3 Similarly, there could be double taxation if the entire international community adopted California’s method of formula apportionment. Different jurisdictions might apply different accounting principles to determine wages, property values, and sales. Indeed, any system that calls for the exercise of any judgment leaves the possibility for some double taxation.
4 This is well illustrated by the protests that the Federal Government already has received from our principal trading partners. Several of these are reprinted or discussed in the papers now before the Court. See, e. g. , App. to Brief for the Committee on Unitary Tax as Amicus Curiae 7 (Canada); id., at 9 (France); id., at 13-16 (United Kingdom); id., at 17-19 (European Economic Community); App. to Brief for the International Bankers Association In California as Amicus Curiae in Chicago Bridge & Iron Co. v. Caterpillar Tractor Co., O. T. 1981, No. 81-349, pp. 4-5 (Japan); Memorandum for the United States as Amicus Curiae in Chicago Bridge & Iron Co. v. Caterpillar Tractor Co., O. T. 1981, No. 81-349, p. 3 (“[A] number of foreign governments have complained—both officially and unofficially—that the apportioned combined method . . . creates an irritant in their commercial relations with the United States. Retaliatory taxation may ensue . . . .”); App. to id., at 2a-3a (United Kingdom); id., at 8a-9a (Canada).

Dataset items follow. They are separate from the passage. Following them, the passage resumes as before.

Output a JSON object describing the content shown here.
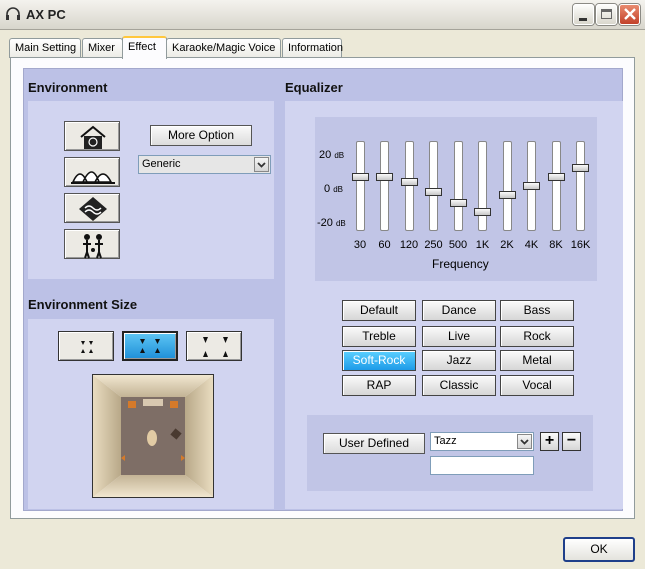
{
  "window": {
    "title": "AX PC"
  },
  "tabs": [
    {
      "label": "Main Setting"
    },
    {
      "label": "Mixer"
    },
    {
      "label": "Effect"
    },
    {
      "label": "Karaoke/Magic Voice"
    },
    {
      "label": "Information"
    }
  ],
  "active_tab": "Effect",
  "environment": {
    "title": "Environment",
    "more_option_label": "More Option",
    "preset_value": "Generic",
    "buttons": [
      "house-icon",
      "opera-house-icon",
      "cave-icon",
      "concert-icon"
    ]
  },
  "environment_size": {
    "title": "Environment Size",
    "selected_index": 1,
    "sizes": [
      "small-size-icon",
      "medium-size-icon",
      "large-size-icon"
    ]
  },
  "equalizer": {
    "title": "Equalizer",
    "ticks": [
      {
        "value": "20",
        "unit": "dB"
      },
      {
        "value": "0",
        "unit": "dB"
      },
      {
        "value": "-20",
        "unit": "dB"
      }
    ],
    "range_db": [
      -20,
      20
    ],
    "bands": [
      {
        "label": "30",
        "gain_db": 5
      },
      {
        "label": "60",
        "gain_db": 5
      },
      {
        "label": "120",
        "gain_db": 2
      },
      {
        "label": "250",
        "gain_db": -3
      },
      {
        "label": "500",
        "gain_db": -9
      },
      {
        "label": "1K",
        "gain_db": -14
      },
      {
        "label": "2K",
        "gain_db": -5
      },
      {
        "label": "4K",
        "gain_db": 0
      },
      {
        "label": "8K",
        "gain_db": 5
      },
      {
        "label": "16K",
        "gain_db": 10
      }
    ],
    "xlabel": "Frequency",
    "presets": [
      "Default",
      "Dance",
      "Bass",
      "Treble",
      "Live",
      "Rock",
      "Soft-Rock",
      "Jazz",
      "Metal",
      "RAP",
      "Classic",
      "Vocal"
    ],
    "active_preset": "Soft-Rock",
    "user_defined_label": "User  Defined",
    "user_preset_value": "Tazz",
    "user_name_value": "",
    "add_label": "+",
    "remove_label": "−"
  },
  "footer": {
    "ok_label": "OK"
  },
  "colors": {
    "accent": "#1e9be8",
    "panel": "#d1d4f0",
    "content_bg": "#bcc1e6"
  }
}
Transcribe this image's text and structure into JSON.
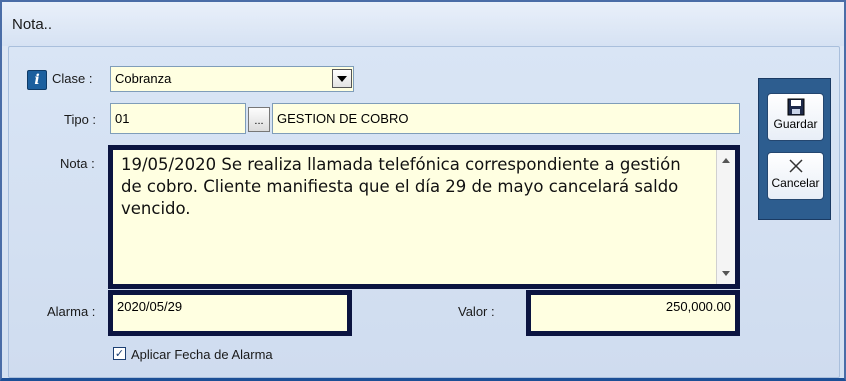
{
  "window": {
    "title": "Nota.."
  },
  "form": {
    "clase_label": "Clase :",
    "clase_value": "Cobranza",
    "tipo_label": "Tipo :",
    "tipo_code": "01",
    "tipo_ellipsis": "...",
    "tipo_desc": "GESTION DE COBRO",
    "nota_label": "Nota :",
    "nota_text": "19/05/2020 Se realiza llamada telefónica correspondiente a gestión de cobro. Cliente manifiesta que el día 29 de mayo cancelará saldo vencido.",
    "alarma_label": "Alarma :",
    "alarma_value": "2020/05/29",
    "valor_label": "Valor :",
    "valor_value": "250,000.00",
    "aplicar_label": "Aplicar Fecha de Alarma",
    "aplicar_checked": true
  },
  "toolbar": {
    "save_label": "Guardar",
    "cancel_label": "Cancelar",
    "save_icon": "floppy-disk-icon",
    "cancel_icon": "close-icon"
  },
  "icons": {
    "info": "i",
    "check": "✓"
  },
  "colors": {
    "field_bg": "#ffffe1",
    "highlight_border": "#0b1440",
    "toolbar_bg": "#2d5d8f"
  }
}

5 California is, of course, free to tax its own corporations more heavily than it taxes out-of-state corporations.
6 The State could not raise the tax rate for appellant alone, or even for corporations engaged in foreign commerce, without facing constitutional challenges under the Equal Protection or the Commerce Clause.
7 Chicago Bridge & Iron, it might be noted, is a case in which the state tax is imposed on an American parent corporation.
8 The Court relies on the absence of a “clear federal directive.” See ante, at 32, 34-35. In light of the Government’s position, as stated in the Solicitor General’s memorandum, see supra, at 8, the absence of a more formal statement of its view is entitled to little weight.